On a negative side, LinkedIn was weak, as economic weakness affects hiring and advertising spending.

Microsoft stock price forecast for the rest of the year and beyond

Many analysts are bullish on the company long term. However, MSFT stock forecast suggests a somewhat limited upside over the next 12 months. FactSet consensus MSFT stock price prediction is currently at $231 based on ratings from 32 sell-side analysts.

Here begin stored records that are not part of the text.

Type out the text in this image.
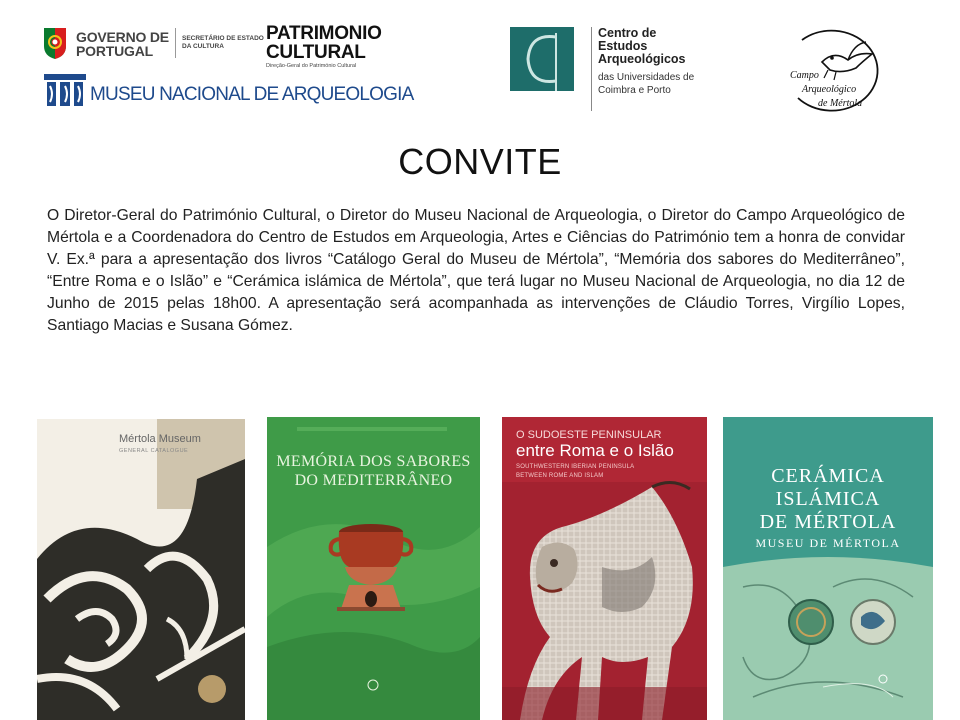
GOVERNO DE
PORTUGAL
SECRETÁRIO DE ESTADO
DA CULTURA
PATRIMONIO
CULTURAL
Direção-Geral do Património Cultural
MUSEU NACIONAL DE ARQUEOLOGIA
Centro de
Estudos
Arqueológicos
das Universidades de
Coimbra e Porto
Campo
Arqueológico
de Mértola
CONVITE
O Diretor-Geral do Património Cultural, o Diretor do Museu Nacional de Arqueologia, o Diretor do Campo Arqueológico de Mértola e a Coordenadora do Centro de Estudos em Arqueologia, Artes e Ciências do Património tem a honra de convidar V. Ex.ª para a apresentação dos livros “Catálogo Geral do Museu de Mértola”, “Memória dos sabores do Mediterrâneo”, “Entre Roma e o Islão” e “Cerámica islámica de Mértola”, que terá lugar no Museu Nacional de Arqueologia, no dia 12 de Junho de 2015 pelas 18h00. A apresentação será acompanhada as intervenções de Cláudio Torres, Virgílio Lopes, Santiago Macias e Susana Gómez.
Mértola Museum
GENERAL CATALOGUE
MEMÓRIA DOS SABORES
DO MEDITERRÂNEO
O SUDOESTE PENINSULAR
entre Roma e o Islão
SOUTHWESTERN IBERIAN PENINSULA
BETWEEN ROME AND ISLAM	CERÁMICA
ISLÁMICA
DE MÉRTOLA
MUSEU DE MÉRTOLA
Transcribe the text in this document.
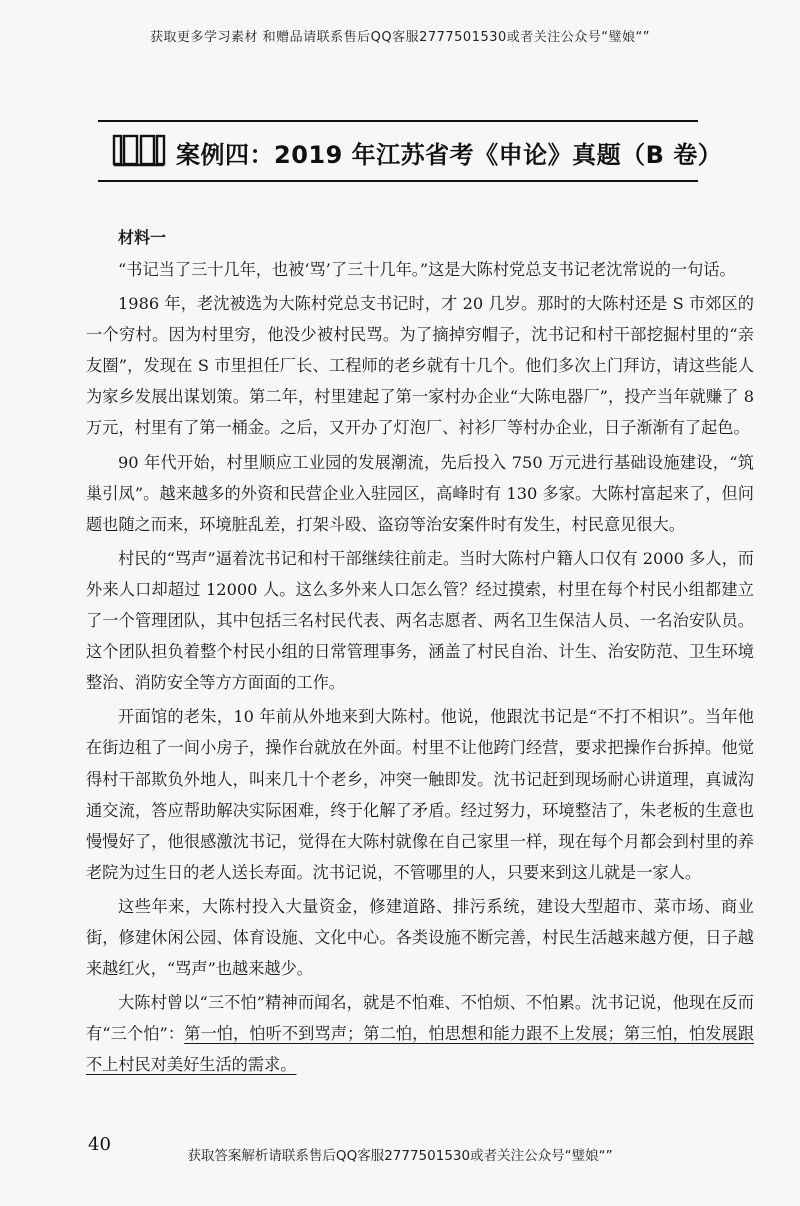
获取更多学习素材 和赠品请联系售后QQ客服2777501530或者关注公众号“璧娘“”
案例四：2019 年江苏省考《申论》真题（B 卷）

材料一

“书记当了三十几年，也被‘骂’了三十几年。”这是大陈村党总支书记老沈常说的一句话。

1986 年，老沈被选为大陈村党总支书记时，才 20 几岁。那时的大陈村还是 S 市郊区的一个穷村。因为村里穷，他没少被村民骂。为了摘掉穷帽子，沈书记和村干部挖掘村里的“亲友圈”，发现在 S 市里担任厂长、工程师的老乡就有十几个。他们多次上门拜访，请这些能人为家乡发展出谋划策。第二年，村里建起了第一家村办企业“大陈电器厂”，投产当年就赚了 8 万元，村里有了第一桶金。之后，又开办了灯泡厂、衬衫厂等村办企业，日子渐渐有了起色。

90 年代开始，村里顺应工业园的发展潮流，先后投入 750 万元进行基础设施建设，“筑巢引凤”。越来越多的外资和民营企业入驻园区，高峰时有 130 多家。大陈村富起来了，但问题也随之而来，环境脏乱差，打架斗殴、盗窃等治安案件时有发生，村民意见很大。

村民的“骂声”逼着沈书记和村干部继续往前走。当时大陈村户籍人口仅有 2000 多人，而外来人口却超过 12000 人。这么多外来人口怎么管？经过摸索，村里在每个村民小组都建立了一个管理团队，其中包括三名村民代表、两名志愿者、两名卫生保洁人员、一名治安队员。这个团队担负着整个村民小组的日常管理事务，涵盖了村民自治、计生、治安防范、卫生环境整治、消防安全等方方面面的工作。

开面馆的老朱，10 年前从外地来到大陈村。他说，他跟沈书记是“不打不相识”。当年他在街边租了一间小房子，操作台就放在外面。村里不让他跨门经营，要求把操作台拆掉。他觉得村干部欺负外地人，叫来几十个老乡，冲突一触即发。沈书记赶到现场耐心讲道理，真诚沟通交流，答应帮助解决实际困难，终于化解了矛盾。经过努力，环境整洁了，朱老板的生意也慢慢好了，他很感激沈书记，觉得在大陈村就像在自己家里一样，现在每个月都会到村里的养老院为过生日的老人送长寿面。沈书记说，不管哪里的人，只要来到这儿就是一家人。

这些年来，大陈村投入大量资金，修建道路、排污系统，建设大型超市、菜市场、商业街，修建休闲公园、体育设施、文化中心。各类设施不断完善，村民生活越来越方便，日子越来越红火，“骂声”也越来越少。

大陈村曾以“三不怕”精神而闻名，就是不怕难、不怕烦、不怕累。沈书记说，他现在反而有“三个怕”：第一怕，怕听不到骂声；第二怕，怕思想和能力跟不上发展；第三怕，怕发展跟不上村民对美好生活的需求。

40
获取答案解析请联系售后QQ客服2777501530或者关注公众号“璧娘“”
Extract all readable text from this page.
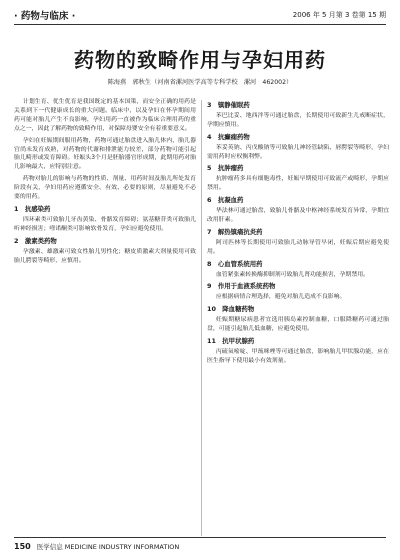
· 药物与临床 ·	2006 年 5 月第 3 卷第 15 期
药物的致畸作用与孕妇用药
陈海燕　郭秋生（河南省漯河医学高等专科学校　漯河　462002）

计划生育、优生优育是我国既定的基本国策，而安全正确的用药是关系到下一代健康成长的重大问题。临床中，以及孕妇在怀孕期间用药可能对胎儿产生不良影响，孕妇用药一直被作为临床合理用药的重点之一，因此了解药物的致畸作用，对保障母婴安全有着重要意义。

孕妇在妊娠期间服用药物，药物可通过胎盘进入胎儿体内，胎儿器官尚未发育成熟，对药物的代谢和排泄能力较差，部分药物可能引起胎儿畸形或发育障碍。妊娠头3个月是胚胎器官形成期，此期用药对胎儿影响最大，应特别注意。

药物对胎儿的影响与药物的性质、剂量、用药时间及胎儿所处发育阶段有关，孕妇用药应遵循安全、有效、必要的原则，尽量避免不必要的用药。

1　抗感染药

四环素类可致胎儿牙齿黄染、骨骼发育障碍；氨基糖苷类可致胎儿听神经损害；喹诺酮类可影响软骨发育，孕妇应避免使用。

2　激素类药物

孕激素、雄激素可致女性胎儿男性化；糖皮质激素大剂量使用可致胎儿腭裂等畸形，应慎用。

3　镇静催眠药

苯巴比妥、地西泮等可通过胎盘，长期使用可致新生儿戒断症状，孕期应慎用。

4　抗癫痫药物

苯妥英钠、丙戊酸钠等可致胎儿神经管缺陷、唇腭裂等畸形，孕妇需用药时应权衡利弊。

5　抗肿瘤药

抗肿瘤药多具有细胞毒性，妊娠早期使用可致流产或畸形，孕期应禁用。

6　抗凝血药

华法林可通过胎盘，致胎儿骨骼及中枢神经系统发育异常，孕期宜改用肝素。

7　解热镇痛抗炎药

阿司匹林等长期使用可致胎儿动脉导管早闭，妊娠后期应避免使用。

8　心血管系统用药

血管紧张素转换酶抑制剂可致胎儿肾功能损害，孕期禁用。

9　作用于血液系统药物

应根据病情合理选择，避免对胎儿造成不良影响。

10　降血糖药物

妊娠期糖尿病患者宜选用胰岛素控制血糖，口服降糖药可通过胎盘，可能引起胎儿低血糖，应避免使用。

11　抗甲状腺药

丙硫氧嘧啶、甲巯咪唑等可通过胎盘，影响胎儿甲状腺功能，应在医生指导下使用最小有效剂量。

150 医学信息 MEDICINE INDUSTRY INFORMATION
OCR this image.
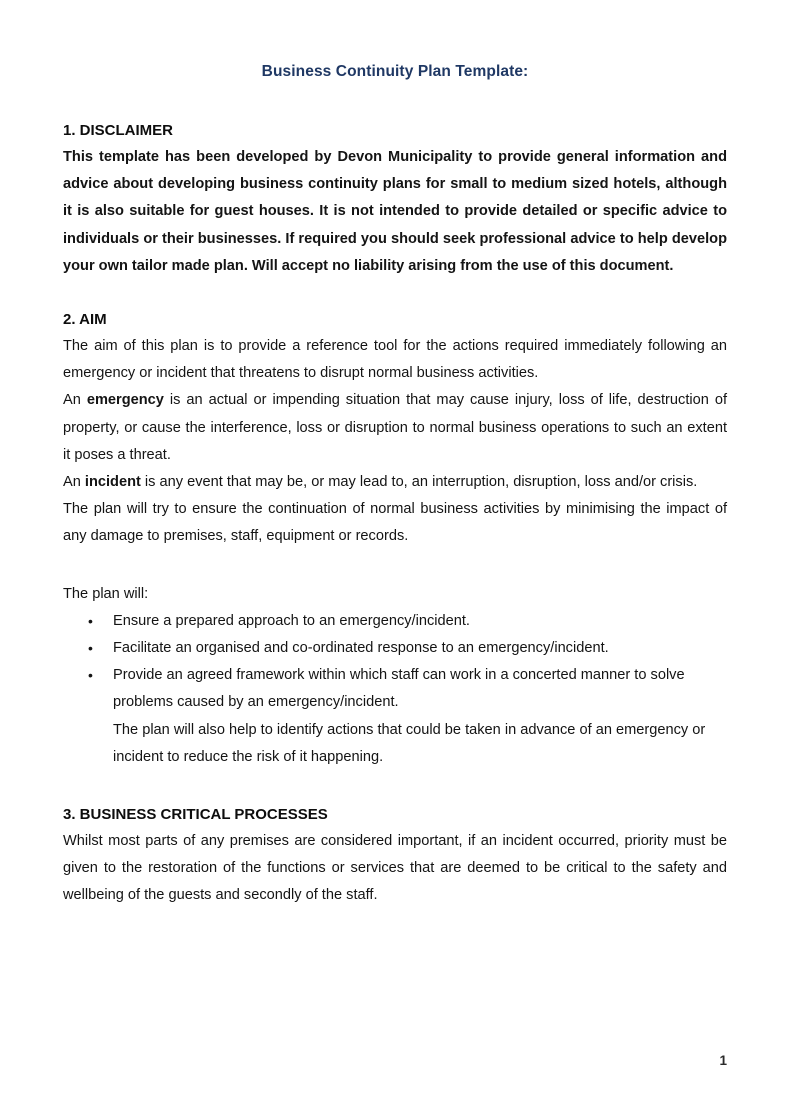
Business Continuity Plan Template:
1. DISCLAIMER

This template has been developed by Devon Municipality to provide general information and advice about developing business continuity plans for small to medium sized hotels, although it is also suitable for guest houses. It is not intended to provide detailed or specific advice to individuals or their businesses. If required you should seek professional advice to help develop your own tailor made plan. Will accept no liability arising from the use of this document.

2. AIM

The aim of this plan is to provide a reference tool for the actions required immediately following an emergency or incident that threatens to disrupt normal business activities.

An emergency is an actual or impending situation that may cause injury, loss of life, destruction of property, or cause the interference, loss or disruption to normal business operations to such an extent it poses a threat.

An incident is any event that may be, or may lead to, an interruption, disruption, loss and/or crisis.

The plan will try to ensure the continuation of normal business activities by minimising the impact of any damage to premises, staff, equipment or records.

The plan will:

• Ensure a prepared approach to an emergency/incident.
• Facilitate an organised and co-ordinated response to an emergency/incident.
• Provide an agreed framework within which staff can work in a concerted manner to solve problems caused by an emergency/incident.
The plan will also help to identify actions that could be taken in advance of an emergency or incident to reduce the risk of it happening.
3. BUSINESS CRITICAL PROCESSES

Whilst most parts of any premises are considered important, if an incident occurred, priority must be given to the restoration of the functions or services that are deemed to be critical to the safety and wellbeing of the guests and secondly of the staff.

1
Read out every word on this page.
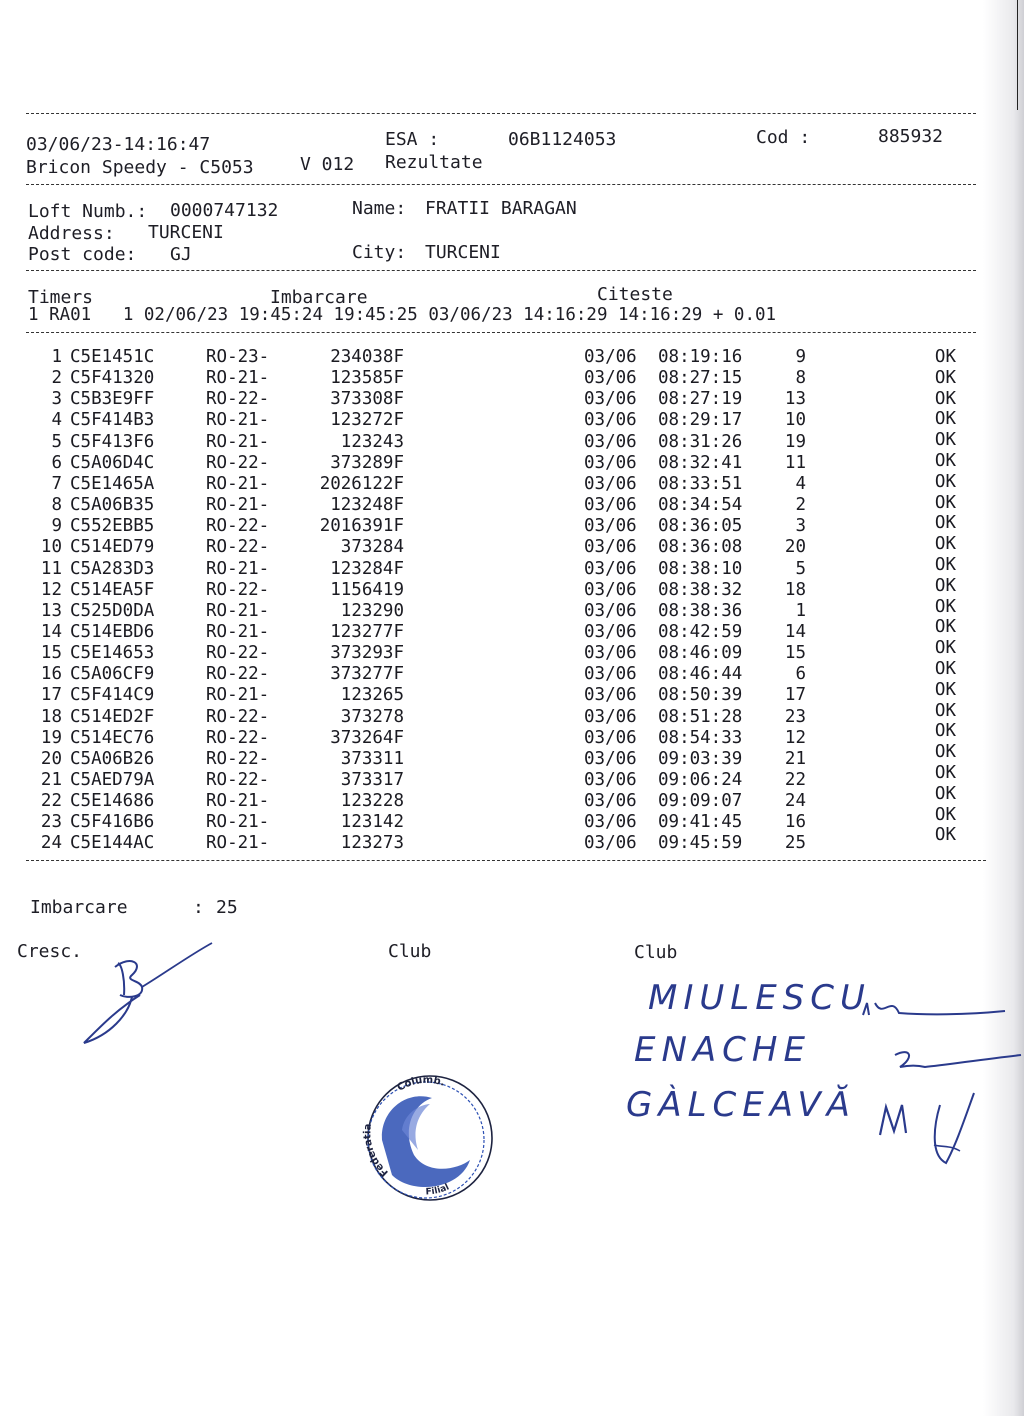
03/06/23-14:16:47	ESA :	06B1124053	Cod :	885932
Bricon Speedy - C5053	V 012 Rezultate
Loft Numb.: 0000747132	Name: FRATII BARAGAN
Address: TURCENI
Post code: GJ	City: TURCENI
Timers	Imbarcare	Citeste
1 RA01   1 02/06/23 19:45:24 19:45:25 03/06/23 14:16:29 14:16:29 + 0.01
1 C5E1451C	RO-23-	234038F	03/06 08:19:16	9	OK
2 C5F41320	RO-21-	123585F	03/06 08:27:15	8	OK
3 C5B3E9FF	RO-22-	373308F	03/06 08:27:19	13	OK
4 C5F414B3	RO-21-	123272F	03/06 08:29:17	10	OK
5 C5F413F6	RO-21-	123243	03/06 08:31:26	19	OK
6 C5A06D4C	RO-22-	373289F	03/06 08:32:41	11	OK
7 C5E1465A	RO-21-	2026122F	03/06 08:33:51	4	OK
8 C5A06B35	RO-21-	123248F	03/06 08:34:54	2	OK
9 C552EBB5	RO-22-	2016391F	03/06 08:36:05	3	OK
10 C514ED79	RO-22-	373284	03/06 08:36:08	20	OK
11 C5A283D3	RO-21-	123284F	03/06 08:38:10	5	OK
12 C514EA5F	RO-22-	1156419	03/06 08:38:32	18	OK
13 C525D0DA	RO-21-	123290	03/06 08:38:36	1	OK
14 C514EBD6	RO-21-	123277F	03/06 08:42:59	14	OK
15 C5E14653	RO-22-	373293F	03/06 08:46:09	15	OK
16 C5A06CF9	RO-22-	373277F	03/06 08:46:44	6	OK
17 C5F414C9	RO-21-	123265	03/06 08:50:39	17	OK
18 C514ED2F	RO-22-	373278	03/06 08:51:28	23	OK
19 C514EC76	RO-22-	373264F	03/06 08:54:33	12	OK
20 C5A06B26	RO-22-	373311	03/06 09:03:39	21	OK
21 C5AED79A	RO-22-	373317	03/06 09:06:24	22	OK
22 C5E14686	RO-21-	123228	03/06 09:09:07	24	OK
23 C5F416B6	RO-21-	123142	03/06 09:41:45	16	OK
24 C5E144AC	RO-21-	123273	03/06 09:45:59	25	OK
Imbarcare	: 25
Cresc.	Club	Club
MIULESCU
ENACHE
GÀLCEAVĂ
Columb.
Federatia
Filial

Microsoft share price forecast

Even though most analysts see a limited short-term upside, 29 of them have a Buy rating on the stock with only three Hold ratings. Dan Ives, the analyst at Wedbush, has the highest Microsoft stock forecast with the price target of $260, while Citi has the lowest target on the street at $208. The range of price targets is quite narrow and there appears to be a consensus that Microsoft is well positioned to benefit from the long-term, structural tailwinds.

The typical bullish MSFT stock analysis centres on the Azure cloud business. The total addressable market for cloud computing is estimated to be $600 billion by 2022. Analysts at RBC believe that Microsoft's "Azure can scale to multiples of its current size". The pandemic is also forcing companies of all sizes to adopt cloud at a much higher rate.

In addition to the cloud, analysts at Macquarie see gaming as the next hyper-growth engine for Microsoft as the gaming market is set to reach $180 billion by 2021. They believe that Microsoft's gaming services powered by Azure put it in pole position to monetise on this growth. Macquarie has recently increased its price target from $215 to $225.

Coupled with more than $20 billion in annual buybacks and dividends, Microsoft is likely to deliver consistent shareholder returns in the coming years.

The bear thesis, although it's hard to find an analyst bearish on Microsoft, seems to be based on valuation. MSFT stock currently trades at 10-11 times sales and almost 31 times earnings. While on the absolute basis these levels are expensive, relative to other mega-cap technology peers, they are in line. Furthermore, many argue that Microsoft deserves to trade at a premium given its long-term growth potential and exposure to secular tailwinds around the future of work and cloud.